In the cable theft prevention device 10, when a thief tries to steal a cable 1, the anti-theft detection conductive wires _6a , _6b , _6c , ... existing on the outer periphery of the cable are cut before the thief cuts the metal core wire 2a in the cable 1, so that the cable can be detected as an anti-theft before the cable is actually stolen.

The theft prediction detection conductive wires _6a , _6b , _6c ... are, for example, enameled wires.

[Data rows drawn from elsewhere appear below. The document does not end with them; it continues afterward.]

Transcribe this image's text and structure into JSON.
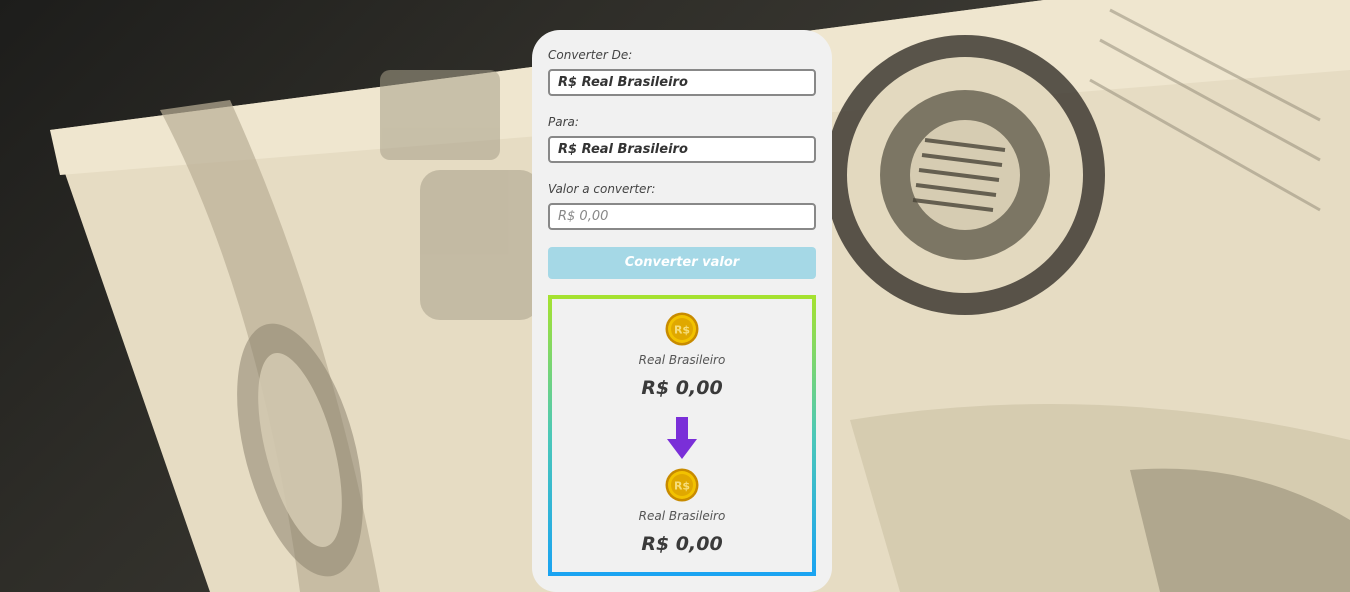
{
  "form": {
    "from_label": "Converter De:",
    "from_value": "R$ Real Brasileiro",
    "to_label": "Para:",
    "to_value": "R$ Real Brasileiro",
    "amount_label": "Valor a converter:",
    "amount_placeholder": "R$ 0,00",
    "convert_button": "Converter valor"
  },
  "result": {
    "from": {
      "icon": "coin-icon",
      "name": "Real Brasileiro",
      "value": "R$ 0,00"
    },
    "arrow_icon": "arrow-down-icon",
    "to": {
      "icon": "coin-icon",
      "name": "Real Brasileiro",
      "value": "R$ 0,00"
    }
  },
  "colors": {
    "card_bg": "#f1f1f1",
    "button_bg": "#a5d8e6",
    "border_gradient_top": "#a6e22e",
    "border_gradient_bottom": "#1aa3f2",
    "arrow": "#7a2fd8",
    "coin": "#e0a800"
  }
}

Enameled wires are soft copper wires or alumina wires with a diameter of 0.025 to 3.2 mm, on which an insulating coating of varnish containing a polymeric compound with a thickness of about 0.003 to 0.035 mm is baked. Examples of polymeric compounds include polyvinyl formal, polyurethane, polyamide-imide, polyester, and polyamide. If the theft prediction detection conductive wires _6a , _6b , _6c ... are thinner than this range, there is a risk of malfunction due to accidental cutting, and if they are thicker than this range, there is a risk that a thief will recognize the theft prediction detection conductive wires _6a , _6b , _6c ... and will avoid these parts and cut only the cable 1, making it impossible to detect the theft prediction disconnection.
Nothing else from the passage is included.